Jacques Derrida began his career examining the limits of phenomenology. His first lengthy academic manuscript, written as a dissertation for his diplôme d'études supérieures and submitted in 1954, concerned the work of Edmund Husserl. Gary Banham has said that the dissertation is "in many respects the most ambitious of Derrida's interpretations with Husserl, not merely in terms of the number of works addressed but also in terms of the extraordinarily focused nature of its investigation." In 1962 he published Edmund Husserl's Origin of Geometry: An Introduction, which contained his own translation of Husserl's essay. Many elements of Derrida's thought were already present in this work.
In the interviews collected in Positions (1972), Jacques Derrida said: "In this essay the problematic of writing was already in place as such, bound to the irreducible structure of 'deferral' in its relationships to consciousness, presence, science, history and the history of science, the disappearance or delay of the origin, etc. [...] this essay can be read as the other side (recto or verso, as you wish) of Speech and Phenomena."
Jacques Derrida first received major attention outside France with his lecture, "Structure, Sign, and Play in the Discourse of the Human Sciences," delivered at Johns Hopkins University in 1966. The conference at which this paper was delivered was concerned with structuralism, then at the peak of its influence in France, but only beginning to gain attention in the United States. Derrida differed from other participants by his lack of explicit commitment to structuralism, having already been critical of the movement.

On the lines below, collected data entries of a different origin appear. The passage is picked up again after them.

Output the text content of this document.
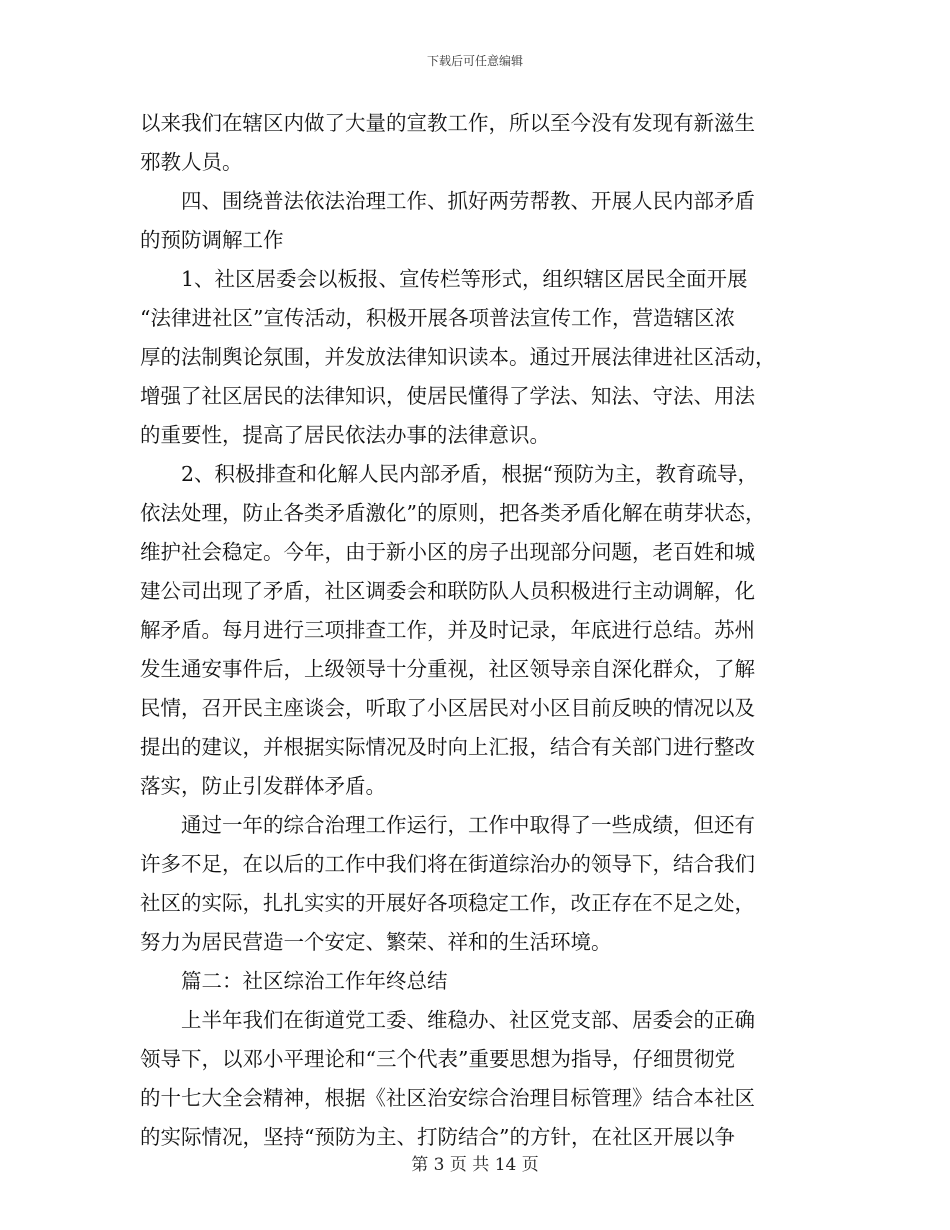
下载后可任意编辑
以来我们在辖区内做了大量的宣教工作，所以至今没有发现有新滋生
邪教人员。
四、围绕普法依法治理工作、抓好两劳帮教、开展人民内部矛盾
的预防调解工作
1、社区居委会以板报、宣传栏等形式，组织辖区居民全面开展
“法律进社区”宣传活动，积极开展各项普法宣传工作，营造辖区浓
厚的法制舆论氛围，并发放法律知识读本。通过开展法律进社区活动，
增强了社区居民的法律知识，使居民懂得了学法、知法、守法、用法
的重要性，提高了居民依法办事的法律意识。
2、积极排查和化解人民内部矛盾，根据“预防为主，教育疏导，
依法处理，防止各类矛盾激化”的原则，把各类矛盾化解在萌芽状态，
维护社会稳定。今年，由于新小区的房子出现部分问题，老百姓和城
建公司出现了矛盾，社区调委会和联防队人员积极进行主动调解，化
解矛盾。每月进行三项排查工作，并及时记录，年底进行总结。苏州
发生通安事件后，上级领导十分重视，社区领导亲自深化群众，了解
民情，召开民主座谈会，听取了小区居民对小区目前反映的情况以及
提出的建议，并根据实际情况及时向上汇报，结合有关部门进行整改
落实，防止引发群体矛盾。
通过一年的综合治理工作运行，工作中取得了一些成绩，但还有
许多不足，在以后的工作中我们将在街道综治办的领导下，结合我们
社区的实际，扎扎实实的开展好各项稳定工作，改正存在不足之处，
努力为居民营造一个安定、繁荣、祥和的生活环境。
篇二：社区综治工作年终总结
上半年我们在街道党工委、维稳办、社区党支部、居委会的正确
领导下，以邓小平理论和“三个代表”重要思想为指导，仔细贯彻党
的十七大全会精神，根据《社区治安综合治理目标管理》结合本社区
的实际情况，坚持“预防为主、打防结合”的方针，在社区开展以争
第 3 页 共 14 页
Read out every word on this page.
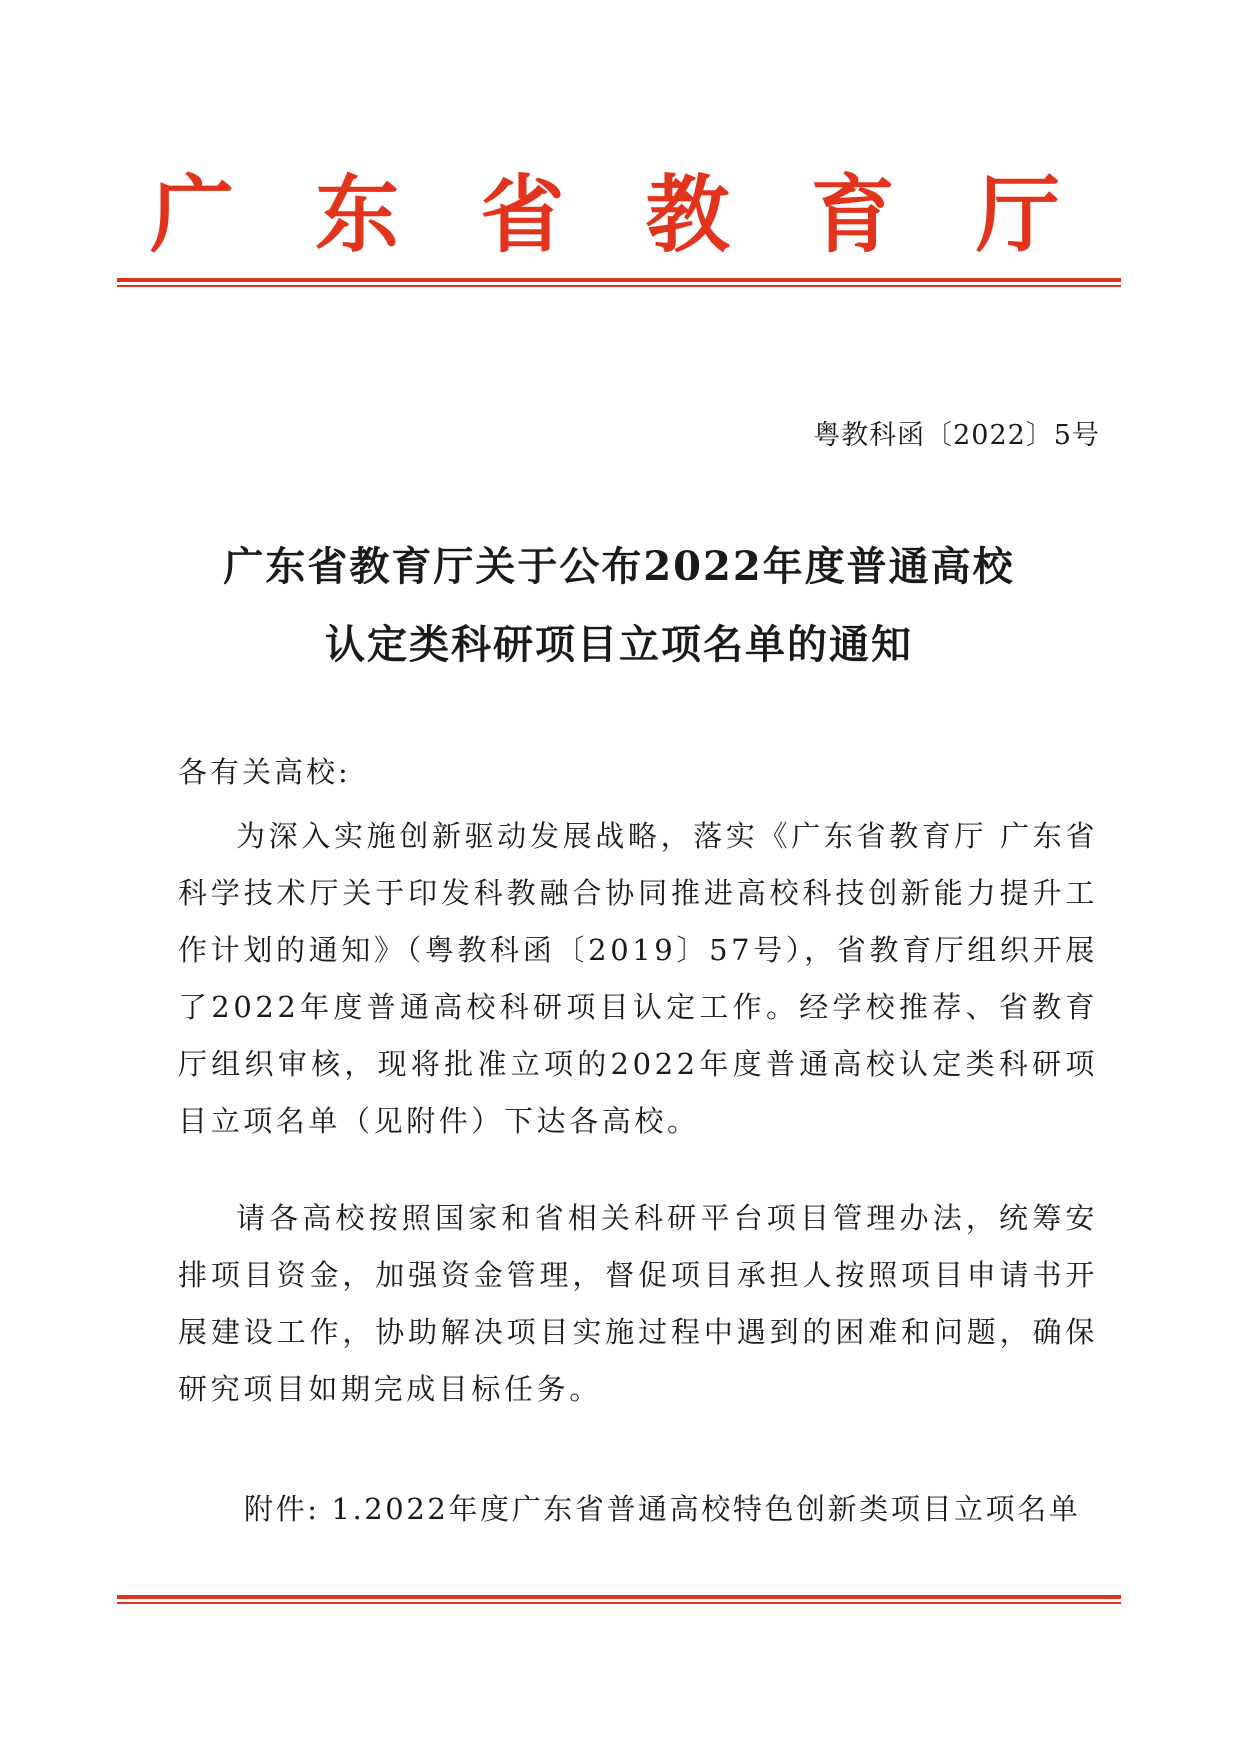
广 东 省 教 育 厅
粤教科函〔2022〕5号
广东省教育厅关于公布2022年度普通高校
认定类科研项目立项名单的通知
各有关高校:

为深入实施创新驱动发展战略，落实《广东省教育厅 广东省科学技术厅关于印发科教融合协同推进高校科技创新能力提升工作计划的通知》（粤教科函〔2019〕57号），省教育厅组织开展了2022年度普通高校科研项目认定工作。经学校推荐、省教育厅组织审核，现将批准立项的2022年度普通高校认定类科研项目立项名单（见附件）下达各高校。

请各高校按照国家和省相关科研平台项目管理办法，统筹安排项目资金，加强资金管理，督促项目承担人按照项目申请书开展建设工作，协助解决项目实施过程中遇到的困难和问题，确保研究项目如期完成目标任务。

附件: 1.2022年度广东省普通高校特色创新类项目立项名单
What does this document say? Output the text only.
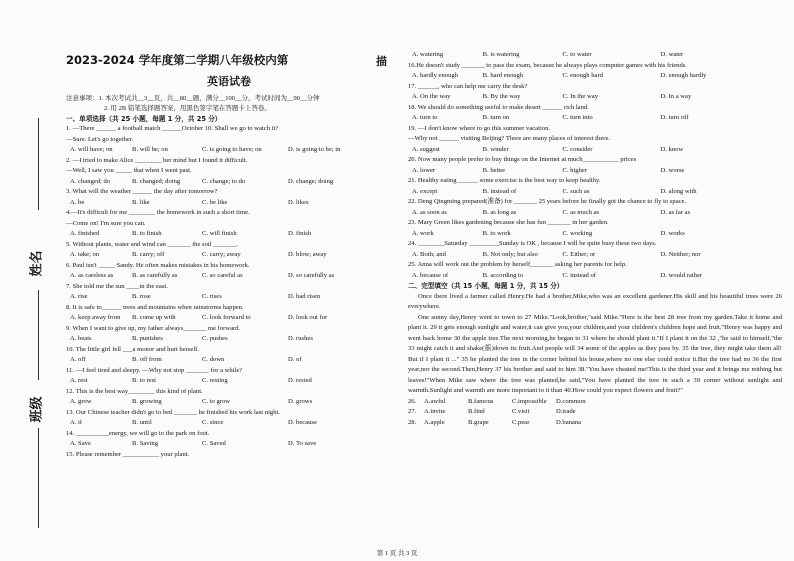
姓名
班级
2023-2024 学年度第二学期八年级校内第	描
英语试卷
注意事项：1. 本次考试共__3__页，共__80__题，满分__100__分，考试时间为__90__分钟
2. 用 2B 铅笔选择题答案，用黑色签字笔在答题卡上答卷。
一、单项选择（共 25 小题，每题 1 分，共 25 分）
1. —There ______ a football match ______October 10. Shall we go to watch it?
—Sure. Let's go together.
A. will have; on	B. will be; on	C. is going to have; on	D. is going to be; in
2. —I tried to make Alice ________ her mind but I found it difficult.
—Well, I saw you _____ that when I went past.
A. changed; do	B. changed; doing	C. change; to do	D. change; doing
3. What will the weather ______ the day after tomorrow?
A. be	B. like	C. be like	D. likes
4.—It's difficult for me ________ the homework in such a short time.
—Come on! I'm sure you can.
A. finished	B. to finish	C. will finish	D. finish
5. Without plants, water and wind can _______ the soil _______.
A. take; on	B. carry; off	C. carry; away	D. blow; away
6. Paul isn't _____ Sandy. He often makes mistakes in his homework.
A. as careless as	B. as carefully as	C. so careful as	D. so carefully as
7. She told me the sun ____in the east.
A. rise	B. rose	C. rises	D. had risen
8. It is safe to______ trees and mountains when rainstorms happen.
A. keep away from B. come up with	C. look forward to	D. look out for
9. When I want to give up, my father always_______ me forward.
A. beats	B. punishes	C. pushes	D. rushes
10. The little girl fell ___a monor and hurt herself.
A. off	B. off from	C. down	D. of
11. —I feel tired and sleepy. —Why not stop _______ for a while?
A. rest	B. to rest	C. resting	D. rested
12. This is the best way________ this kind of plant.
A. grow	B. growing	C. to grow	D. grows
13. Our Chinese teacher didn't go to bed _______ he finished his work last night.
A. if	B. until	C. since	D. because
14. __________energy, we will go to the park on foot.
A. Save	B. Saving	C. Saved	D. To save
15. Please remember ___________ your plant.
A. watering	B. is watering	C. to water	D. water
16.He doesn't study _______ to pass the exam, because he always plays computer games with his friends.
A. hardly enough	B. hard enough	C. enough hard	D. enough hardly
17. ______, who can help me carry the desk?
A. On the way	B. By the way	C. In the way	D. In a way
18. We should do something useful to make desert ______ rich land.
A. turn to	B. turn on	C. turn into	D. turn off
19. —I don't know where to go this summer vacation.
—Why not ______ visiting Beijing? There are many places of interest there.
A. suggest	B. winder	C. consider	D. know
20. Now many people prefer to buy things on the Internet at much___________ prices
A. lower	B. better	C. higher	D. worse
21. Healthy eating ______ some exercise is the best way to keep healthy.
A. except	B. instead of	C. such as	D. along with
22. Deng Qingming prepared(准备) for _______ 25 years before he finally got the chance to fly to space.
A. as soon as	B. as long as	C. as much as	D. as far as
23. Mary Green likes gardening because she has fun _______ in her garden.
A. work	B. to work	C. working	D. works
24. ________Saturday _________Sunday is OK , because I will be quite busy these two days.
A. Both; and	B. Not only; but also	C. Either; or	D. Neither; nor
25. Anna will work out the problem by herself_______ asking her parents for help.
A. because of	B. according to	C. instead of	D. would rather
二、完型填空（共 15 小题，每题 1 分，共 15 分）

Once there lived a farmer called Henry.He had a brother,Mike,who was an excellent gardener.His skill and his beautiful trees were 26 everywhere.

One sunny day,Henry went to town to 27 Mike."Look,brother,"said Mike."Here is the best 28 tree from my garden.Take it home and plant it. 29 it gets enough sunlight and water,it can give you,your children,and your children's children hope and fruit."Henry was happy and went back home 30 the apple tree.The next morning,he began to 31 where he should plant it."If I plant it on the 32 ,"he said to himself,"the 33 might catch it and shake(摇)down its fruit.And people will 34 some of the apples as they pass by. 35 the tree, they might take them all! But if I plant it ..." 35 he planted the tree in the corner behind his house,where no one else could notice it.But the tree had no 36 the first year,nor the second.Then,Henry 37 his brother and said to him 38."You have cheated me!This is the third year and it brings me nothing but leaves!"When Mike saw where the tree was planted,he said,"You have planted the tree in such a 39 corner without sunlight and warmth.Sunlight and warmth are more important to it than 40.How could you expect flowers and fruit?"

26. A.awful	B.famous	C.impossible D.common
27. A.invite	B.find	C.visit	D.trade
28. A.apple	B.grape	C.pear	D.banana
第 1 页 共 3 页
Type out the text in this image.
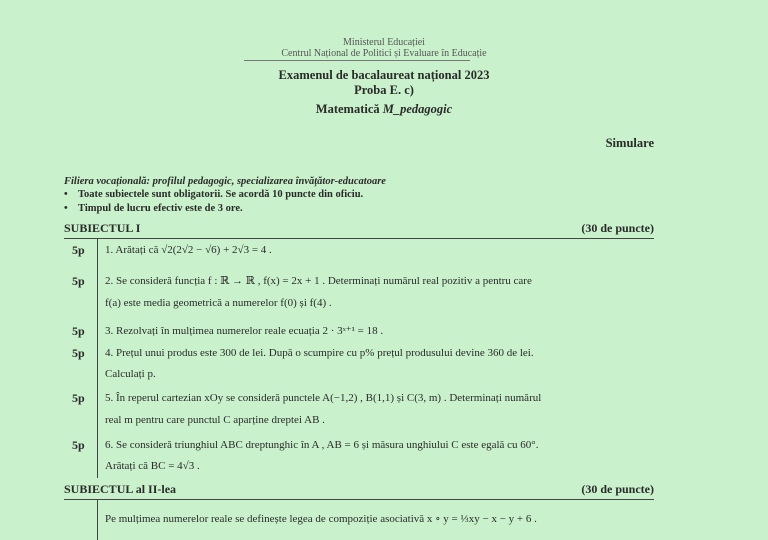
Ministerul Educației
Centrul Național de Politici și Evaluare în Educație
Examenul de bacalaureat național 2023
Proba E. c)
Matematică M_pedagogic
Simulare
Filiera vocațională: profilul pedagogic, specializarea învățător-educatoare
• Toate subiectele sunt obligatorii. Se acordă 10 puncte din oficiu.
• Timpul de lucru efectiv este de 3 ore.
SUBIECTUL I	(30 de puncte)
5p 1. Arătați că √2(2√2 − √6) + 2√3 = 4 .
5p 2. Se consideră funcția f : ℝ → ℝ , f(x) = 2x + 1 . Determinați numărul real pozitiv a pentru care
f(a) este media geometrică a numerelor f(0) și f(4) .
5p 3. Rezolvați în mulțimea numerelor reale ecuația 2 · 3ˣ⁺¹ = 18 .
5p 4. Prețul unui produs este 300 de lei. După o scumpire cu p% prețul produsului devine 360 de lei.
Calculați p.
5p 5. În reperul cartezian xOy se consideră punctele A(−1,2) , B(1,1) și C(3, m) . Determinați numărul
real m pentru care punctul C aparține dreptei AB .
5p 6. Se consideră triunghiul ABC dreptunghic în A , AB = 6 și măsura unghiului C este egală cu 60°.
Arătați că BC = 4√3 .
SUBIECTUL al II-lea	(30 de puncte)
Pe mulțimea numerelor reale se definește legea de compoziție asociativă x ∘ y = ⅓xy − x − y + 6 .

He praised the accomplishments of structuralism but also maintained reservations about its internal limitations; this has led US academics to label his thought as a form of post-structuralism.
The effect of Jacques Derrida's paper was such that by the time the conference proceedings were published in 1970, the title of the collection had become The Structuralist Controversy. The conference was also where he met Paul de Man, who would be a close friend and source of great controversy, as well as where he first met the French psychoanalyst Jacques Lacan, with whose work Derrida enjoyed a mixed relationship.
Phenomenology vs Structuralism Debate (1959): In the early 1960s, Derrida began speaking and writing publicly, addressing the most topical debates at the time. One of these was the new and increasingly fashionable movement of structuralism, which was being widely favoured as the successor to the phenomenology approach, the latter having been started by Husserl sixty years earlier. Derrida's countercurrent take on the issue, at a prominent international conference, was so influential that it reframed the discussion from a celebration of the triumph of structuralism to a "phenomenology vs structuralism debate."
Phenomenology, as envisioned by Husserl, is a method of philosophical inquiry that rejects the rationalist bias that has dominated Western thought since Plato in favor of a method of reflective attentiveness that discloses the individual's "lived experience;" for those with a more phenomenological bent, the goal was to understand experience by comprehending and describing its genesis, the process of its emergence from an origin or event. For the structuralists, this was a false problem, and the "depth" of experience could in fact only be an effect of structures which are not themselves experiential.